随着我雇用的年轻人对工作越来越上手,他一上午可以为我赶出六幅各种各样的画作,每张画我都付他两镑十先令的报酬。我没有剥削任何人——一个上午就能挣到十五镑,他对此已经很满足了;我这样做甚至是在帮助提携有潜力的年轻人呢,而且我也可以肯定,很多在乡下举办的宴会也变得更有生气了,因为总有人会对挂在墙上的高品位画作提出蛮横无理的挑战质疑。有一次,我曾将一副波洛克的仿画卖给了某个男子,这人在自家的花园里安放了沃尔特·迪士尼的七个小矮人70,就在日昝周围和碎石路面的两边。我伤害到他了吗?反正他出得起钱。他摆出一股浑身无懈可击的架势,但只有上帝知道,“糊涂蛋”和其他几个小矮人究竟弥补了他在床笫生活中或在生意场上的哪些失意之处。

在我把仿画以高价成功卖给“糊涂蛋”的主人后不久,我便收到了母亲的来信请求——如果你能管它叫请求的话。寄来的是一张向写实,内容多描绘工人和普通劳动者。代表作有《玩牌者》《三个女人》《建筑工人》《大行列》等。风景明信片,上面是克里斯多夫国王71建在海地角的城堡的废墟。她在明信片反面写下了自己的名字(这我还是第一次见到)、地址和两句话:“自觉身似废墟。如能过来探望,不胜欣喜。”在法语“妈妈”(Maman)后面的括号里——由于认不清她的字迹,我一开始把它看成了“玛侬”(Manon),这倒也不算不合适——她还加上了“拉斯科-维利耶伯爵夫人”这个落款。这张明信片过了好几个月才寄到我的手中。

自从1934年在巴黎见过一面以后,我就再也没有见过我的母亲,战争期间我也没有她的任何音讯。我敢说,如果不是因为两件事情,我是不会去理睬她的邀请的——一是她难得地流露出了作为母亲的情感,向我发出了请求;另外,我现在确实必须结束我那流动画廊的生意了,有一家周日小报正在设法找出我那些画的来源。我已经在银行里存了一千多镑。我以五百镑的价格把拖挂车、存画和复制画卖给了一个从来不读《时人》72的男子,然后我便出发飞往金斯敦,在那里寻找商机,却徒劳无获,最后我只好搭乘另一架航班来到了太子港。

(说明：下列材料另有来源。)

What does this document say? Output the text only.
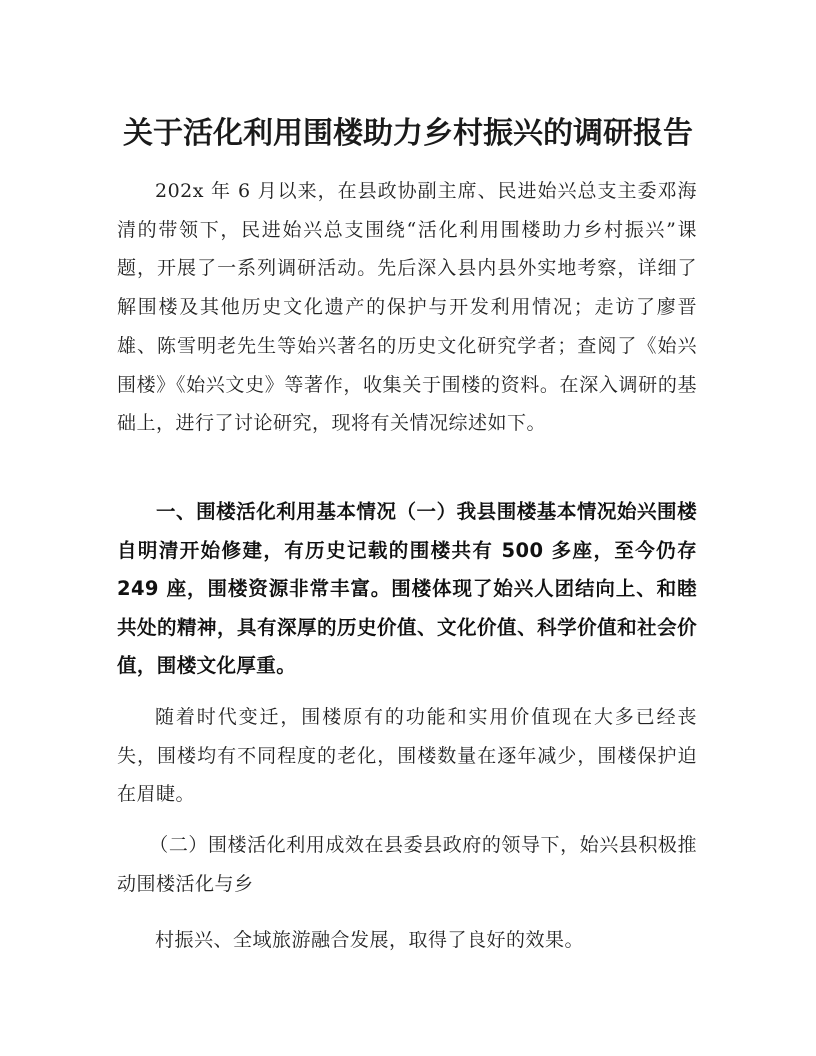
关于活化利用围楼助力乡村振兴的调研报告

202x 年 6 月以来，在县政协副主席、民进始兴总支主委邓海清的带领下，民进始兴总支围绕“活化利用围楼助力乡村振兴”课题，开展了一系列调研活动。先后深入县内县外实地考察，详细了解围楼及其他历史文化遗产的保护与开发利用情况；走访了廖晋雄、陈雪明老先生等始兴著名的历史文化研究学者；查阅了《始兴围楼》《始兴文史》等著作，收集关于围楼的资料。在深入调研的基础上，进行了讨论研究，现将有关情况综述如下。

一、围楼活化利用基本情况（一）我县围楼基本情况始兴围楼自明清开始修建，有历史记载的围楼共有 500 多座，至今仍存 249 座，围楼资源非常丰富。围楼体现了始兴人团结向上、和睦共处的精神，具有深厚的历史价值、文化价值、科学价值和社会价值，围楼文化厚重。

随着时代变迁，围楼原有的功能和实用价值现在大多已经丧失，围楼均有不同程度的老化，围楼数量在逐年减少，围楼保护迫在眉睫。

（二）围楼活化利用成效在县委县政府的领导下，始兴县积极推动围楼活化与乡

村振兴、全域旅游融合发展，取得了良好的效果。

几年前的太子港是一个和当下有天壤之别的地方。当时的这里,我猜,或许和现在一样充满腐败,或许还更加肮脏,或许乞丐也不少,但至少以前的乞丐还有点希望,因为有游客在这里。今天如果有人对你说“我快饿死了”,你要相信他说的是真话。我很好奇我的母亲在“特里亚农”酒店做些什么,她是不是靠着那位伯爵给她的养老金在那里生活(如果真有那么一位伯爵的话),或者她可能是在酒店里做管家。我在1934年最后一次和她见面时,她正在一家小型女士时装店里当店员。在战争爆发前的那段日子里,人们认为雇用英国女子是一件很时髦的事情,所以她便自称玛姬·布朗(也许她的夫姓真的就是布朗)。

出于谨慎起见,我把行李送进了“埃尔兰乔”,一家豪华的美国式酒店。只要我身上的钱还够用,我就想让自己过得舒服一点儿,再说机场里也没有人能告诉我关于“特里亚农”的任何情况。当我开车上山行驶在两排棕榈树之间时,眼前的景象看上去够杂乱的:三角梅需要修剪打理,车道上长满了杂草,比砂砾还要多。阳台上有几个人正在喝酒,其中就有小皮埃尔,尽管我不久后便知道,他只用笔墨文章支付自己的酒钱。一个穿着体面的年轻黑人在台阶处迎接我,问我是不是需要订房间。我说我是来看望“伯爵夫人”的——我可记不住那个法语复姓,而明信片又被我落在酒店房间里了。

“我恐怕她现在身体不适。是她等着见您吗?”

一对年轻的美国男女披着浴袍从游泳池那边走来。男人用胳膊环抱着女孩的肩膀。“嗨,马塞尔,”他说,“来两杯你们的特调。”

“约瑟夫,”黑人喊道,“为纳尔逊先生调两杯朗姆潘趣酒。”他回过头继续问我。

“请告诉她,”我说,“布朗先生已经到了。”

“布朗先生?”

“是的。”

“我去看看她醒了没有。”他犹豫了一下,又问:“您是从英国来的?”

“没错。”

约瑟夫端着朗姆潘趣酒从酒吧里走了出来。那时候他的腿还没有瘸。

“从英国来的布朗先生?”马塞尔又问了一遍。

“对,从英国来的布朗先生。”他很不情愿地上楼去了。阳台上的那些陌生人都好奇地看着我,只有那对美国男女除外——他们用嘴唇叼着樱桃,正在热情地互相喂食。夕阳即将落下,隐没在肯斯科夫巨大高耸的山峦背后。

小皮埃尔问我:“您是从英国来的?”

“没错。”

“是从伦敦来的吗?”

“没错。”

“伦敦的天气很冷吧?”

他这样问就像是秘密警察在审讯犯人,只是那时候海地还没有秘密警察。

“我走的时候正在下雨。”

“您觉得这里怎么样,布朗先生?”

“我刚到这里不过两个小时。”第二天,我才明白他对我感兴趣的原因:在当地报纸的社会专栏版面上,有一段关于我的文字。

“你的仰泳已经游得很不错了。”年轻男子对那个女孩说。

“哦,奇克,你是说真的吗?”

“是真的啊,宝贝儿。”

有个黑人爬到台阶中途,伸手拿出两个丑陋的木头雕像。谁都没有理他,他就站在那里,什么话也不说,只是把木雕举在手上。我甚至没有注意到他是什么时候走掉的。

“约瑟夫,晚饭吃什么呀?”那个女孩喊道。

有个背着吉他的男人绕过阳台走来。他在那对情侣身旁的餐桌前坐下,开始弹奏。一样没有人理会他。我开始感到有点尴尬。我本来希望能在母亲家里受到更热烈的欢迎。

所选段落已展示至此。